At any rate, despite the less than earth-shattering nature of my revelation, I will finally offer it. Are you ready? Fujiya is the Hershey's of Japan. By that I mean that they make sub-standard chocolate products which are popular mainly because their taste is familiar, their packaging and logo can be related to, and their mascot a long-standing icon in the culture. Their products aren't great, but people know them so they like them.

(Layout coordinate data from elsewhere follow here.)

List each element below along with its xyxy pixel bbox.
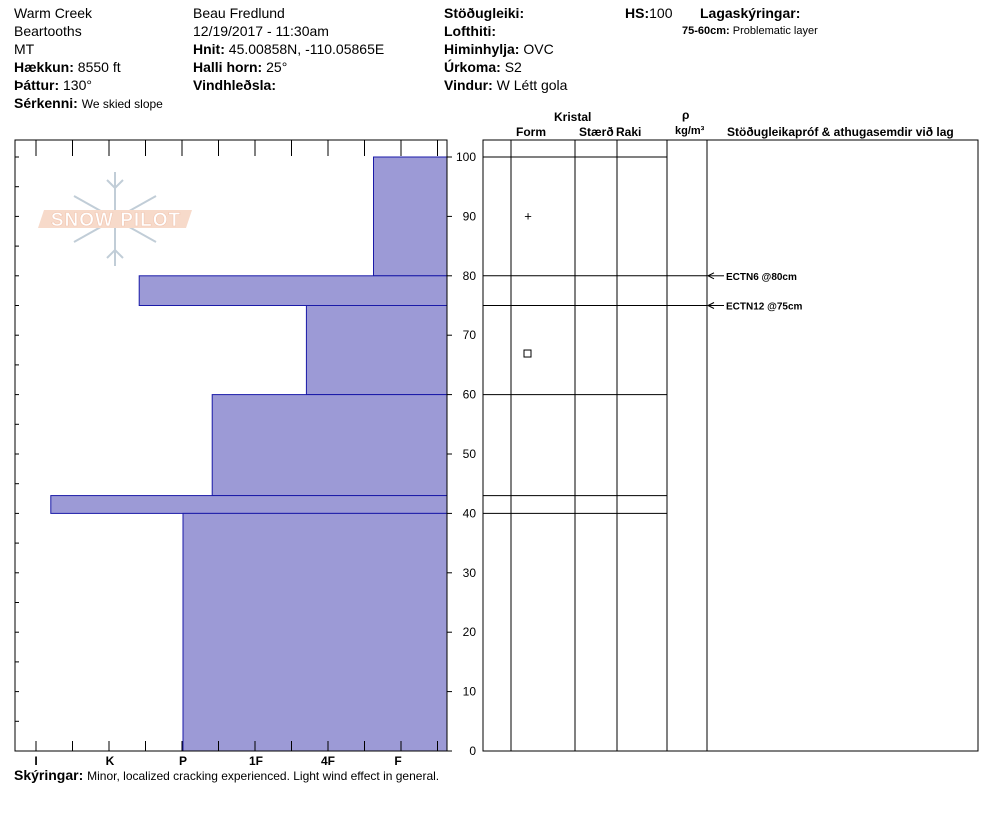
coords-label: Hnit: — [193, 41, 225, 57]
depth-tick-label: 70 — [463, 328, 477, 342]
stability-label: Stöðugleiki: — [444, 5, 525, 21]
range: Beartooths — [14, 23, 82, 39]
hardness-tick-label: F — [394, 754, 401, 768]
wind-loading: Vindhleðsla: — [193, 76, 276, 94]
hardness-bar — [373, 156, 448, 277]
logo-banner — [38, 210, 192, 228]
moisture-header: Raki — [616, 125, 642, 139]
elevation-label: Hækkun: — [14, 59, 74, 75]
test-label: ECTN12 @75cm — [726, 302, 803, 313]
test-arrow-head — [706, 302, 715, 309]
hardness-bar — [138, 275, 448, 306]
elevation-value: 8550 ft — [77, 59, 121, 75]
hardness-tick-label: 1F — [249, 754, 263, 768]
hardness-bar — [182, 512, 448, 752]
crystal-symbol — [523, 349, 532, 358]
remarks-value: We skied slope — [81, 97, 163, 111]
coords-value: 45.00858N, -110.05865E — [228, 41, 385, 57]
sky-label: Himinhylja: — [444, 41, 520, 57]
hs-label: HS: — [625, 5, 650, 21]
wind-loading-label: Vindhleðsla: — [193, 77, 276, 93]
wind-value: W Létt gola — [496, 77, 568, 93]
coordinates: Hnit: 45.00858N, -110.05865E — [193, 40, 384, 58]
location: Warm Creek — [14, 5, 93, 21]
hardness-bar — [211, 394, 448, 497]
aspect-label: Þáttur: — [14, 77, 60, 93]
density-unit-header: kg/m³ — [675, 125, 705, 137]
stability: Stöðugleiki: — [444, 4, 524, 22]
hardness-bar — [305, 305, 448, 396]
sky-value: OVC — [523, 41, 554, 57]
form-header: Form — [516, 125, 546, 139]
observer: Beau Fredlund — [193, 5, 285, 21]
layer-notes-title: Lagaskýringar: — [700, 5, 801, 21]
crystal-header: Kristal — [554, 110, 592, 124]
sky-cover: Himinhylja: OVC — [444, 40, 554, 58]
layer-note-range: 75-60cm: — [682, 25, 730, 37]
depth-tick-label: 80 — [463, 269, 477, 283]
aspect-value: 130° — [63, 77, 92, 93]
layer-note: 75-60cm: Problematic layer — [682, 22, 818, 40]
hardness-bar — [50, 495, 448, 514]
tests-header: Stöðugleikapróf & athugasemdir við lag — [727, 125, 954, 139]
hardness-tick-label: I — [34, 754, 37, 768]
slope-value: 25° — [266, 59, 288, 75]
slope-angle: Halli horn: 25° — [193, 58, 287, 76]
rho-header: ρ — [682, 108, 690, 122]
elevation: Hækkun: 8550 ft — [14, 58, 121, 76]
remarks-label: Sérkenni: — [14, 95, 78, 111]
comments: Skýringar: Minor, localized cracking exp… — [14, 766, 439, 785]
layer-note-text: Problematic layer — [732, 25, 818, 37]
logo-text: SNOW PILOT — [51, 210, 181, 231]
hardness-tick-label: 4F — [321, 754, 335, 768]
depth-tick-label: 60 — [463, 388, 477, 402]
depth-tick-label: 30 — [463, 566, 477, 580]
precip-value: S2 — [504, 59, 522, 75]
depth-tick-label: 90 — [463, 209, 477, 223]
depth-tick-label: 100 — [456, 150, 476, 164]
depth-tick-label: 20 — [463, 625, 477, 639]
depth-tick-label: 40 — [463, 506, 477, 520]
air-temp-label: Lofthiti: — [444, 23, 497, 39]
remarks: Sérkenni: We skied slope — [14, 94, 163, 113]
precip-label: Úrkoma: — [444, 59, 501, 75]
test-label: ECTN6 @80cm — [726, 272, 797, 283]
test-arrow-head — [706, 272, 715, 280]
comments-label: Skýringar: — [14, 767, 84, 783]
profile-grid-frame — [482, 139, 979, 752]
state: MT — [14, 41, 35, 57]
comments-value: Minor, localized cracking experienced. L… — [87, 769, 440, 783]
wind: Vindur: W Létt gola — [444, 76, 567, 94]
snowpilot-logo: SNOW PILOT — [38, 172, 192, 266]
precipitation: Úrkoma: S2 — [444, 58, 522, 76]
air-temp: Lofthiti: — [444, 22, 496, 40]
size-header: Stærð — [579, 125, 614, 139]
hardness-tick-label: P — [179, 754, 187, 768]
slope-label: Halli horn: — [193, 59, 263, 75]
hs-value: 100 — [649, 5, 673, 21]
hardness-plot-frame — [14, 139, 448, 752]
depth-tick-label: 0 — [469, 744, 476, 758]
hardness-tick-label: K — [106, 754, 115, 768]
datetime: 12/19/2017 - 11:30am — [193, 23, 329, 39]
snow-height: HS:100 — [625, 4, 672, 22]
wind-label: Vindur: — [444, 77, 493, 93]
depth-tick-label: 50 — [463, 447, 477, 461]
crystal-symbol: + — [524, 208, 532, 223]
depth-tick-label: 10 — [463, 685, 477, 699]
aspect: Þáttur: 130° — [14, 76, 92, 94]
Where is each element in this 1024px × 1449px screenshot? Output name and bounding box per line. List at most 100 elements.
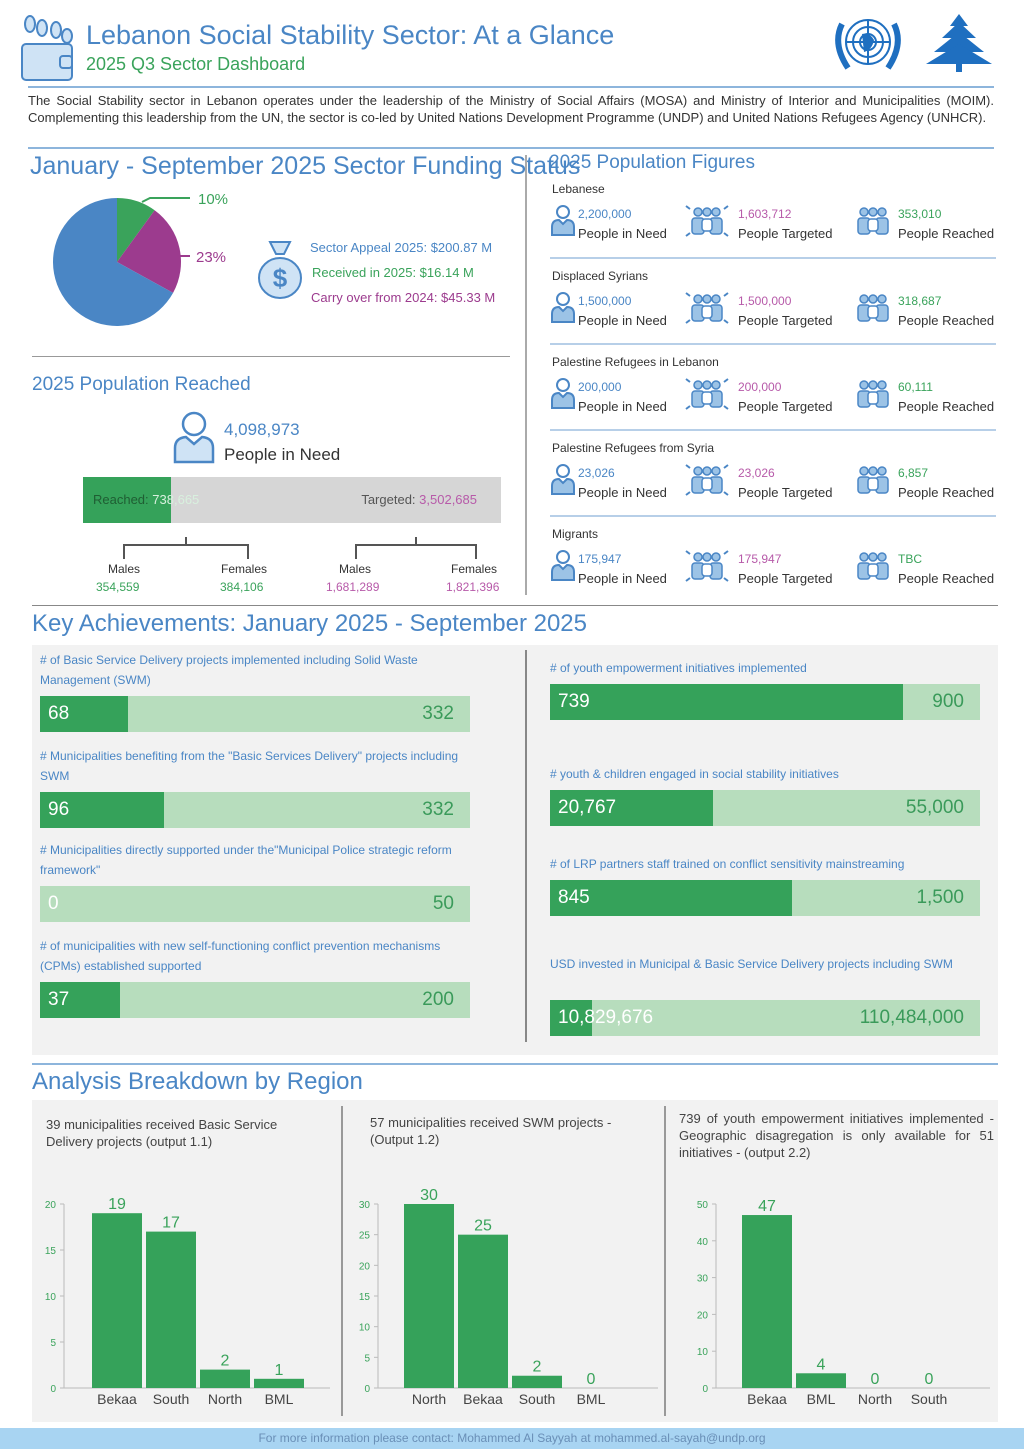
bar-value-label: 4 [817,1356,826,1373]
y-tick-label: 50 [697,1200,709,1211]
kpi-progress-bar: 0 50 [40,886,470,922]
population-targeted-value: 175,947 [738,552,782,566]
sector-appeal: Sector Appeal 2025: $200.87 M [310,240,493,255]
population-group-name: Displaced Syrians [552,269,649,283]
reached-females-label: Females [221,562,268,576]
kpi-progress-bar: 37 200 [40,982,470,1018]
person-icon [550,291,576,328]
kpi-label: # of youth empowerment initiatives imple… [550,661,807,675]
population-groups: Lebanese 2,200,000 People in Need 1,603,712… [550,182,996,613]
kpi-progress-fill [550,880,793,916]
reached-males-label: Males [107,562,140,576]
population-reached-label: People Reached [898,571,995,586]
reached-label: Reached: [93,492,149,507]
kpi-achieved-value: 739 [558,691,590,712]
reached-males-value: 354,559 [96,580,140,594]
population-reached-label: People Reached [898,313,995,328]
received-2025: Received in 2025: $16.14 M [312,265,474,280]
kpi-target-value: 110,484,000 [859,1007,964,1028]
population-group-name: Migrants [552,527,599,541]
population-need-value: 1,500,000 [578,294,632,308]
pin-label: People in Need [224,445,341,464]
x-tick-label: BML [265,1391,294,1407]
population-group-name: Lebanese [552,182,605,196]
x-tick-label: Bekaa [747,1391,787,1407]
kpi-achieved-value: 96 [48,799,70,820]
bar-bekaa [92,1213,142,1388]
x-tick-label: South [153,1391,190,1407]
population-figures-title: 2025 Population Figures [549,152,755,173]
bar-bekaa [458,1234,508,1388]
kpi-label: # of LRP partners staff trained on confl… [550,857,905,871]
kpi-achieved-value: 10,829,676 [558,1007,654,1028]
person-icon [172,410,216,464]
y-tick-label: 5 [50,1338,56,1349]
y-tick-label: 10 [359,1323,371,1334]
kpi-target-value: 55,000 [905,797,964,818]
population-need-value: 175,947 [578,552,622,566]
people-targeted-icon [684,291,730,330]
population-need-label: People in Need [578,571,667,586]
x-tick-label: South [519,1391,556,1407]
bar-bml [254,1378,304,1388]
population-targeted-value: 200,000 [738,380,782,394]
person-icon [550,204,576,241]
reached-females-value: 384,106 [220,580,264,594]
pie-label-carryover: 23% [196,249,226,266]
kpi-achieved-value: 845 [558,887,590,908]
funding-title: January - September 2025 Sector Funding … [30,152,581,180]
bar-value-label: 30 [420,1187,438,1204]
y-tick-label: 10 [45,1292,57,1303]
y-tick-label: 40 [697,1237,709,1248]
kpi-progress-fill [550,1000,593,1036]
kpi-target-value: 50 [432,893,454,914]
people-reached-icon [850,549,896,588]
bar-value-label: 2 [221,1353,230,1370]
bar-chart-output-2-2: 0 10 20 30 40 50 47 Bekaa 4 BML 0 North 0 South [697,1198,990,1407]
population-reached-value: 6,857 [898,466,929,480]
y-tick-label: 5 [364,1353,370,1364]
people-reached-icon [850,463,896,502]
population-reached-label: People Reached [898,226,995,241]
population-targeted-label: People Targeted [738,313,833,328]
breakdown-brackets [123,537,477,559]
targeted-females-value: 1,821,396 [446,580,500,594]
bar-value-label: 47 [758,1198,776,1215]
x-tick-label: South [911,1391,948,1407]
bar-value-label: 1 [275,1362,284,1379]
pie-label-received: 10% [198,191,228,208]
bar-chart-output-1-2: 0 5 10 15 20 25 30 30 North 25 Bekaa 2 South 0 BML [359,1187,658,1407]
chart3-title: 739 of youth empowerment initiatives imp… [679,1111,994,1160]
population-group-divider [550,429,996,431]
analysis-divider-1 [341,1106,343,1416]
header-logo [20,14,76,82]
people-targeted-icon [684,549,730,588]
footer-contact: For more information please contact: Moh… [0,1428,1024,1449]
y-tick-label: 0 [702,1384,708,1395]
chart1-title: 39 municipalities received Basic Service… [46,1117,278,1149]
population-need-value: 2,200,000 [578,207,632,221]
y-tick-label: 30 [359,1200,371,1211]
funding-divider [32,356,510,357]
kpi-progress-fill [40,792,165,828]
bar-value-label: 0 [925,1371,934,1388]
population-group-divider [550,515,996,517]
kpi-achieved-value: 37 [48,989,70,1010]
y-tick-label: 20 [45,1200,57,1211]
person-icon [550,377,576,414]
vertical-divider-top [525,155,527,595]
pie-slice-carry-over-from-2024 [117,210,182,293]
people-targeted-icon [684,204,730,243]
population-group-divider [550,343,996,345]
bar-value-label: 25 [474,1218,492,1235]
kpi-label: # Municipalities benefiting from the "Ba… [40,749,459,783]
kpi-progress-bar: 96 332 [40,792,470,828]
kpi-achieved-value: 68 [48,703,70,724]
person-icon [550,549,576,586]
population-need-value: 200,000 [578,380,622,394]
population-need-label: People in Need [578,399,667,414]
x-tick-label: North [412,1391,446,1407]
kpi-progress-bar: 68 332 [40,696,470,732]
population-group: Migrants 175,947 People in Need 175,947 Peop… [550,527,996,613]
wallet-plant-icon [21,15,73,81]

This is not exactly a criticism of Fujiya. I like Hershey's kisses despite their chalky texture and sour milk/yogurt-like flavor profile and less than endearing chocolate notes. You can enjoy something and recognize that it's not the greatest quality version of that item on the market. Bad pizza is a case in point. I love bad pizza because it is familiar to me as someone whose mother would purchase an enormous quantity of bread-like squares with some form of ketchup and vegetable-based cheese-like product on it. It was a fast food meal from our freezer that provided a welcome alternative to the disgusting sloppy mess of canned vegetables, stacks of day-old white bread, and meat stuffs cooked into a grey, tough mass that my mother used her very special culinary skills to create. Yes, I like things because they were introduced to me in my childhood when I had a very different frame of reference.

The chocolates look cute with the adorable little embossed faces.

You may guess from that introduction that this box of twelve "Milky" mont blanc (a chestnut-paste-based dessert pictured on the lower right of the product's box) candies let me down. Indeed, it did. There is a particular flavoring in all of the Milky chocolates which I am not a fan of. I don't know what it is, but it is like the sour milk flavor in Hershey's chocolates. You either like it or you don't, and I don't.

The bigger sin than this weird taste is that the chestnut/mont blanc component, which was the part of this candy which compelled me to buy it at Nijiya market for about $2.20 (224 yen), is quite weak. It tastes a little like caramel at first, but it dissipates too quickly to really detect any greater depth of flavor. Mostly, you're just getting the very soft, fatty weird chocolate exterior. I should note that this is not because it is fake chocolate, or at least I think it's not. Fujiya uses cocoa butter and cacao mass. It also uses vegetable oil and "artificial flavor", which may account for the strange taste that I dislike. This is not horrible by any stretch of the imagination, but I'll turn to this when I'm out of other candy or want a tiny portion (each square is 20 calories) and only have big amounts on hand.

I have to try to remember that I don't care much for Fujiya's products. I buy them so infrequently that I forget and make mistakes like buying this. That being said, the chestnut part would probably have sucked me into buying it even if I remembered Fujiya's freaky chocolate recipe. Besides, if I keep eating it, I may get used to it and actually learn to like it. It worked with Hershey's, after all.